Re: [PATCH v6 05/16] sched/core: uclamp: Update CPU's refcount on clamp changes

Peter Zijlstra <peterz@xxxxxxxxxxxxx> · Tue, 22 Jan 2019 10:37:04 +0100

On Mon, Jan 21, 2019 at 03:44:12PM +0000, Patrick Bellasi wrote:
> On 21-Jan 16:33, Peter Zijlstra wrote:
> > On Tue, Jan 15, 2019 at 10:15:02AM +0000, Patrick Bellasi wrote:
> > 
> > > +static inline void
> > > +uclamp_task_update_active(struct task_struct *p, unsigned int clamp_id)
> > > +{
> > > +	struct rq_flags rf;
> > > +	struct rq *rq;
> > > +
> > > +	/*
> > > +	 * Lock the task and the CPU where the task is (or was) queued.
> > > +	 *
> > > +	 * We might lock the (previous) rq of a !RUNNABLE task, but that's the
> > > +	 * price to pay to safely serialize util_{min,max} updates with
> > > +	 * enqueues, dequeues and migration operations.
> > > +	 * This is the same locking schema used by __set_cpus_allowed_ptr().
> > > +	 */
> > > +	rq = task_rq_lock(p, &rf);
> > > +
> > > +	/*
> > > +	 * Setting the clamp bucket is serialized by task_rq_lock().
> > > +	 * If the task is not yet RUNNABLE and its task_struct is not
> > > +	 * affecting a valid clamp bucket, the next time it's enqueued,
> > > +	 * it will already see the updated clamp bucket value.
> > > +	 */
> > > +	if (!p->uclamp[clamp_id].active)
> > > +		goto done;
> > > +
> > > +	uclamp_cpu_dec_id(p, rq, clamp_id);
> > > +	uclamp_cpu_inc_id(p, rq, clamp_id);
> > > +
> > > +done:
> > > +	task_rq_unlock(rq, p, &rf);
> > > +}
> > 
> > > @@ -1008,11 +1043,11 @@ static int __setscheduler_uclamp(struct task_struct *p,
> > >  
> > >  	mutex_lock(&uclamp_mutex);
> > >  	if (attr->sched_flags & SCHED_FLAG_UTIL_CLAMP_MIN) {
> > > -		uclamp_bucket_inc(&p->uclamp[UCLAMP_MIN],
> > > +		uclamp_bucket_inc(p, &p->uclamp[UCLAMP_MIN],
> > >  				  UCLAMP_MIN, lower_bound);
> > >  	}
> > >  	if (attr->sched_flags & SCHED_FLAG_UTIL_CLAMP_MAX) {
> > > -		uclamp_bucket_inc(&p->uclamp[UCLAMP_MAX],
> > > +		uclamp_bucket_inc(p, &p->uclamp[UCLAMP_MAX],
> > >  				  UCLAMP_MAX, upper_bound);
> > >  	}
> > >  	mutex_unlock(&uclamp_mutex);
> > 
> > 
> > But.... __sched_setscheduler() actually does the whole dequeue + enqueue
> > thing already ?!? See where it does __setscheduler().
> 
> This is slow-path accounting, not fast path.

Sure; but that's still no reason for duplicate or unneeded code.

> There are two refcounting going on here:
> 
>   1) mapped buckets:
> 
>      clamp_value <--(M1)--> bucket_id
> 
>   2) RUNNABLE tasks:
> 
>      bucket_id <--(M2)--> RUNNABLE tasks in a bucket
> 
> What we fix here is the refcounting for the buckets mapping.

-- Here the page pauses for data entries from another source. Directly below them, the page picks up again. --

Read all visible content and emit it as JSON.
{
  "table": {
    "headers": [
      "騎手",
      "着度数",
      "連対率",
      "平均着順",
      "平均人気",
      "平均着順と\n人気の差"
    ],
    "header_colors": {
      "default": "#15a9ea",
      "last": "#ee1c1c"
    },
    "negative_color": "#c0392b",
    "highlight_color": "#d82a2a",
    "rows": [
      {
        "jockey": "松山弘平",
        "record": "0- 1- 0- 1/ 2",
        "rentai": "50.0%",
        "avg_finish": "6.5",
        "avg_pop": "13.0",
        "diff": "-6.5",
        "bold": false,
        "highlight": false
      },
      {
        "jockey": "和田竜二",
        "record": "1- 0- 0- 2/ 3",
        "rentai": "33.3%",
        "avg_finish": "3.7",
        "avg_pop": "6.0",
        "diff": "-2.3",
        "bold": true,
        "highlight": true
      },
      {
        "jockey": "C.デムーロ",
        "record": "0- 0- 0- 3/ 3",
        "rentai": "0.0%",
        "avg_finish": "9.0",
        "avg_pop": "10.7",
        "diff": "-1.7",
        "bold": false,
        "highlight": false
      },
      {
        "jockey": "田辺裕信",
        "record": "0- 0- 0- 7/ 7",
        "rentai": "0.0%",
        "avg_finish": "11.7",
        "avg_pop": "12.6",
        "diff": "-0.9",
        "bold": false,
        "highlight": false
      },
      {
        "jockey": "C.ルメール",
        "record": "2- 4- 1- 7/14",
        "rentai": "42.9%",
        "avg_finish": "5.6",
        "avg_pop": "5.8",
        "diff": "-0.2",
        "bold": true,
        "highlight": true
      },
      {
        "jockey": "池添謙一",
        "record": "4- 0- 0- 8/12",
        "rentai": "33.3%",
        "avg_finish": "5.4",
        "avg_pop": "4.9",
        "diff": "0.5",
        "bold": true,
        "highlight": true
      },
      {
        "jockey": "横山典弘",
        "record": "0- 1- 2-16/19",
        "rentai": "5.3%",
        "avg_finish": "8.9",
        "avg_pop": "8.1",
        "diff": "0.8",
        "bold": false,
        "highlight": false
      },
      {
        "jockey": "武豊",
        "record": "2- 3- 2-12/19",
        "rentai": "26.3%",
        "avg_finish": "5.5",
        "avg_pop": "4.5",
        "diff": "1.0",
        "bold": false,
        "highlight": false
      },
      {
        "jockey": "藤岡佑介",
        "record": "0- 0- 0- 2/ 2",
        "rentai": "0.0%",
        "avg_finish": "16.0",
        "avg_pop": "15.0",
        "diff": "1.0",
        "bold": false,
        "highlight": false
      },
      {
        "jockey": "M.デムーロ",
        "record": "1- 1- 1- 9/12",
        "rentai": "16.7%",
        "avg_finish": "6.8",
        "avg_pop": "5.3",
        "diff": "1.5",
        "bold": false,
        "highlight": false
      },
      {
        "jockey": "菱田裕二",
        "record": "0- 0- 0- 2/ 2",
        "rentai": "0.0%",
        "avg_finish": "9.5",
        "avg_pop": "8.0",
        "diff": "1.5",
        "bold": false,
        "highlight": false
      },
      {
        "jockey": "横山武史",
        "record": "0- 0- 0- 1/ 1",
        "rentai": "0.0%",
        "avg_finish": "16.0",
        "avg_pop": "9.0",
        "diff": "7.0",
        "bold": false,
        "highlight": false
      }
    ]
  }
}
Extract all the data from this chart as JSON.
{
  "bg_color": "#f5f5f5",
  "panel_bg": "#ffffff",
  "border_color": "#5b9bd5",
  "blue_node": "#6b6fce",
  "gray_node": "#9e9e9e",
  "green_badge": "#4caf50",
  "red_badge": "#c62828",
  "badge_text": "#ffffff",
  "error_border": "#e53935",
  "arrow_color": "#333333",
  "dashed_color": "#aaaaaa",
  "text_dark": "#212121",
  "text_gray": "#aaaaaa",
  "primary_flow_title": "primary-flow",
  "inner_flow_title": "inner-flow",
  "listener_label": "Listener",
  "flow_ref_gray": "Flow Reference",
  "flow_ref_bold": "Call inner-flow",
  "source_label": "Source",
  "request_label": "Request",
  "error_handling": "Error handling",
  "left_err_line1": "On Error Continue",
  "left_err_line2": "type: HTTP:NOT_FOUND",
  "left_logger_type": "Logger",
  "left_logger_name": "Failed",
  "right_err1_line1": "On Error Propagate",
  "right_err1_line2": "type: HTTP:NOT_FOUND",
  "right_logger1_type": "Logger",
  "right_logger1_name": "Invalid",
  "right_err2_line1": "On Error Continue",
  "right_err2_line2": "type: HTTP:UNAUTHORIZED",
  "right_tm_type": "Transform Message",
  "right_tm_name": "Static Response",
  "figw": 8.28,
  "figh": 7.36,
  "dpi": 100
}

If a task
> does not have a task specific clamp value it does not refcount any
> bucket. The moment we assign a task specific clamp value, we need to
> refcount the task in the bucket corresponding to that clamp value.
> 
> This will keep the bucket in use at least as long as the task will
> need that clamp value.

Sure, I get that. What I don't get is why you're adding that (2) here.
Like said, __sched_setscheduler() already does a dequeue/enqueue under
rq->lock, which should already take care of that.